O forno deve ficar posicionado entre 90 centímetros e 1,10 metro de altura em relação ao piso acabado. Essa faixa não é aleatória: ela considera a ergonomia de quem cozinha, evitando que a pessoa precise se curvar demais para retirar uma travessa quente ou, no extremo oposto, erguer os braços acima do ombro em uma tarefa que exige precisão e segurança.

Já o micro-ondas, por ser um equipamento de uso mais rápido e frequente ao longo do dia, funciona melhor em uma faixa mais alta, entre 1,30 metro e 1,50 metro do chão. Essa diferença de altura entre os dois equipamentos é o que organiza visualmente a composição da torre quente, além de facilitar o uso diário sem comprometer a segurança de quem manuseia pratos e recipientes aquecidos.
Errar essa medida compromete duas coisas ao mesmo tempo: o conforto de quem usa a cozinha todos os dias e a proporção estética do móvel, que fica desalinhada quando os equipamentos não respeitam essas faixas de instalação.
Ventilação: o detalhe que a marcenaria precisa prever
O terceiro erro é o mais técnico de todos e o que mais gera retrabalho quando ignorado na fase de projeto. Forno e micro-ondas geram calor durante o funcionamento, e esse ar quente precisa de um caminho de saída.

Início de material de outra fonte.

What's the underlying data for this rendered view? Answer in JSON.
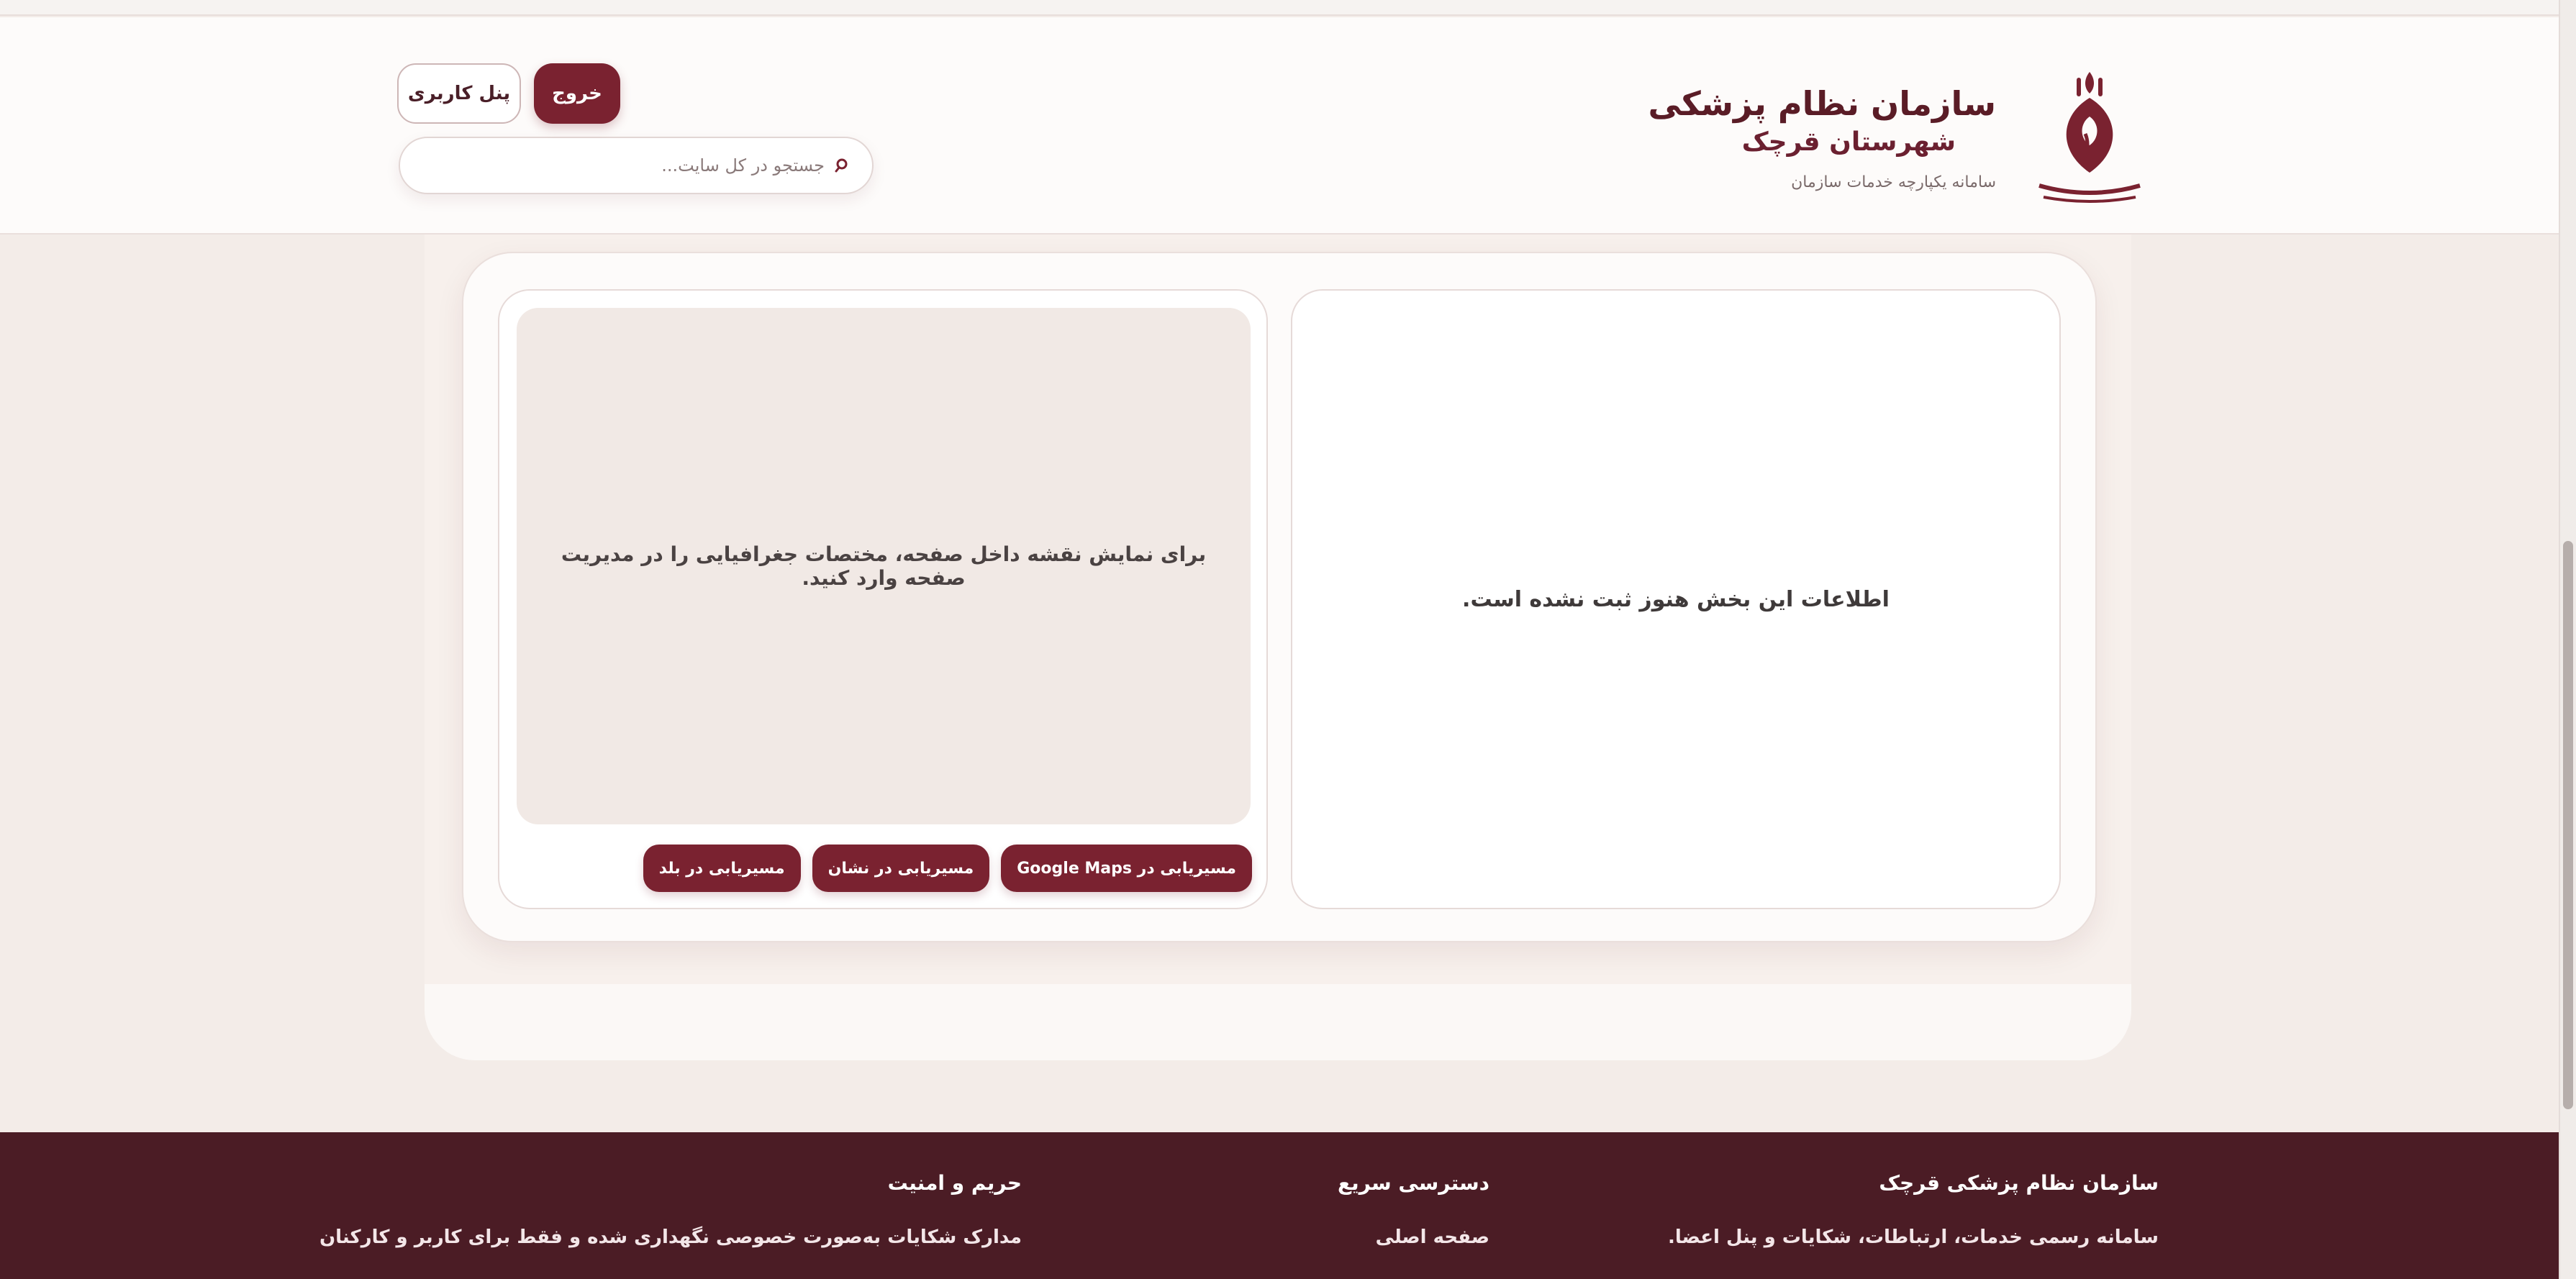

Modelos mais recentes já vêm com ventilação própria, geralmente uma frestinha estreita no próprio equipamento por onde o ar quente escapa naturalmente. Nesse caso, a marcenaria não precisa de adaptações adicionais. O problema aparece nos modelos sem esse recurso, normalmente os de faixa de preço mais baixa, que dependem inteiramente da estrutura do móvel para dissipar o calor.

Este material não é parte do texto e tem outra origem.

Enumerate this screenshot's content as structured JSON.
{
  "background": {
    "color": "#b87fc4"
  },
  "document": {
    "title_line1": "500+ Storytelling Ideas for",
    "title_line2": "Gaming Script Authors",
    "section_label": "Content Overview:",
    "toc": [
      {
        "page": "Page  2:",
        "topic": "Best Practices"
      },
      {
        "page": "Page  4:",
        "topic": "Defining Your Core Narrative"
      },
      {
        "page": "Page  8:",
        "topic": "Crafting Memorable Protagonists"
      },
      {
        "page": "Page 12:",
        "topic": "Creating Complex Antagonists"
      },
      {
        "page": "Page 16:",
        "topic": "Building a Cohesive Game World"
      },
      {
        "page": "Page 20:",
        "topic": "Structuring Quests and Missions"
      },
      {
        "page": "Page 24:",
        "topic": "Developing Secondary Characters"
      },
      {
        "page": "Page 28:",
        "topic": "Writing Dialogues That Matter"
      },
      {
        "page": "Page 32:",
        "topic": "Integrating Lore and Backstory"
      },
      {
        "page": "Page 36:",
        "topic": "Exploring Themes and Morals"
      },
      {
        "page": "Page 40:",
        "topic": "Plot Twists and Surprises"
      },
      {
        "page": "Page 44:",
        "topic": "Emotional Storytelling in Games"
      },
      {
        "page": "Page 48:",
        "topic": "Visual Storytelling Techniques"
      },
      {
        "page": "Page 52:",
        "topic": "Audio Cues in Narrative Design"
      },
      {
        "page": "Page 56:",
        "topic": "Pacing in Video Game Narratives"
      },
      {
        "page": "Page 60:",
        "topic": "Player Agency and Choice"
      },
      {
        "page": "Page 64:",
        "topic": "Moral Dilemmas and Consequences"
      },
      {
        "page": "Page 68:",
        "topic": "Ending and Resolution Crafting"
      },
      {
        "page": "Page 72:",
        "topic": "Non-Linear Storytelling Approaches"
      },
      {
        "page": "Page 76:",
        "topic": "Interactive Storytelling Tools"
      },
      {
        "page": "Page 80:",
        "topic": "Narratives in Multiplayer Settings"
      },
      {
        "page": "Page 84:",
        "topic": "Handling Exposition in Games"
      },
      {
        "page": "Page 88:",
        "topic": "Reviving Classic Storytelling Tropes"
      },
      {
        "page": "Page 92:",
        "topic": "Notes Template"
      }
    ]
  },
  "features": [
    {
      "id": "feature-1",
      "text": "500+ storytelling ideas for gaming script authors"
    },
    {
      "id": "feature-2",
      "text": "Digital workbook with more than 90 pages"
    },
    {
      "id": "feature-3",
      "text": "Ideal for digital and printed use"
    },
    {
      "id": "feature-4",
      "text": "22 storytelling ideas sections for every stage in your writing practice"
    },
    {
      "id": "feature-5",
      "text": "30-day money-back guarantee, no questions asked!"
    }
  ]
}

Quando o equipamento não tem ventilação própria, a marcenaria precisa compensar isso com uma grelha instalada acima e abaixo do nicho, ou com um vão vazado no fundo do móvel que permita a circulação do ar. Ignorar esse detalhe na etapa de projeto é um dos erros que mais aparece depois da instalação, porque a correção exige abrir a marcenaria já pronta, algo que encarece a obra e atrasa a entrega da cozinha.

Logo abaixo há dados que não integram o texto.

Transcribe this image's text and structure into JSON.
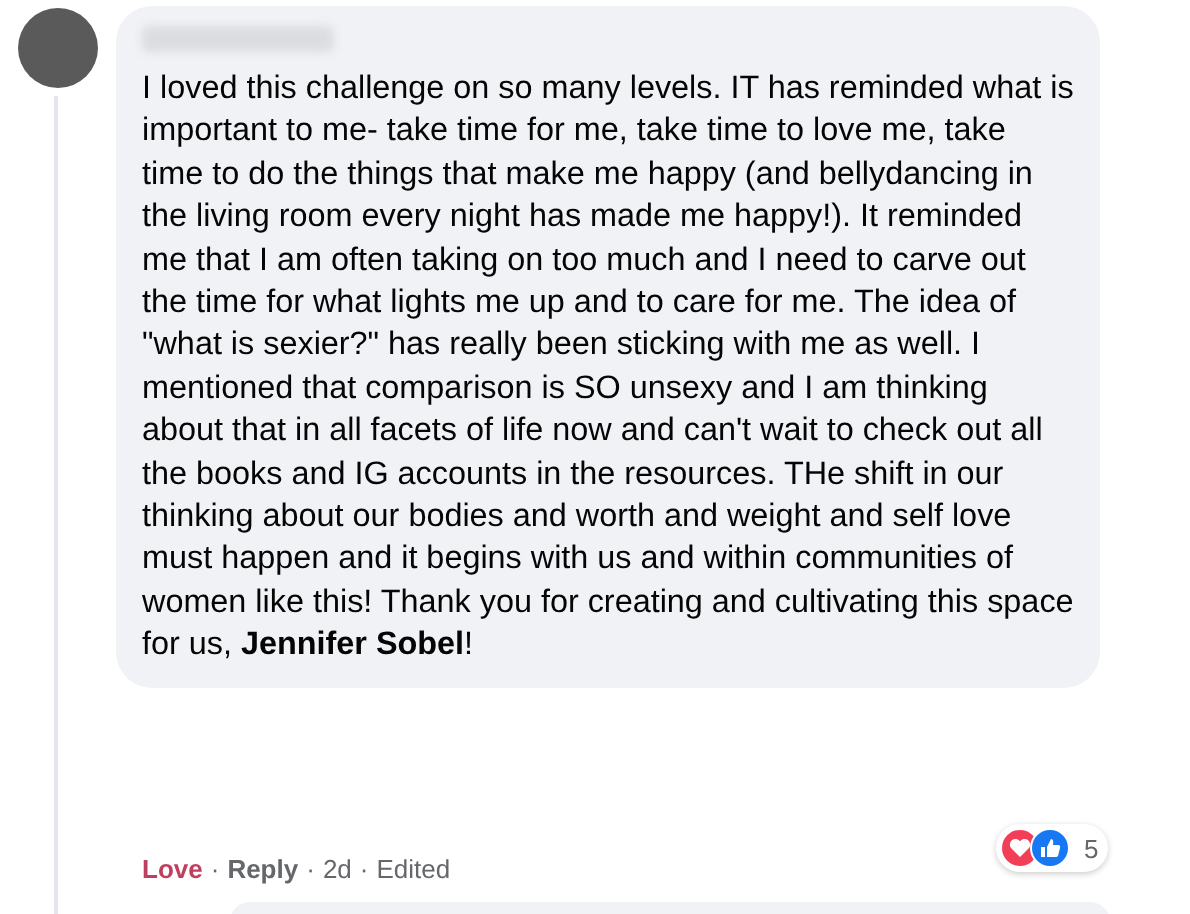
{
  "comment": {
    "text": "I loved this challenge on so many levels. IT has reminded what is important to me- take time for me, take time to love me, take time to do the things that make me happy (and bellydancing in the living room every night has made me happy!). It reminded me that I am often taking on too much and I need to carve out the time for what lights me up and to care for me. The idea of \"what is sexier?\" has really been sticking with me as well. I mentioned that comparison is SO unsexy and I am thinking about that in all facets of life now and can't wait to check out all the books and IG accounts in the resources. THe shift in our thinking about our bodies and worth and weight and self love must happen and it begins with us and within communities of women like this! Thank you for creating and cultivating this space for us, **Jennifer Sobel**!",
    "actions": [
      {
        "label": "Love",
        "selected": true
      },
      {
        "label": "Reply",
        "selected": false
      }
    ],
    "separator": "·",
    "time": "2d",
    "edited": "Edited",
    "reactions": {
      "count": "5"
    }
  }
}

Vale reforçar que essa etapa não pode ser decidida depois. A previsão de ventilação precisa entrar no desenho técnico da torre quente antes da marcenaria ser fabricada, junto com a definição das tomadas e das alturas. São três decisões que caminham juntas e que, quando bem resolvidas, garantem uma cozinha planejada funcional por muitos anos sem surpresas escondidas atrás do móvel.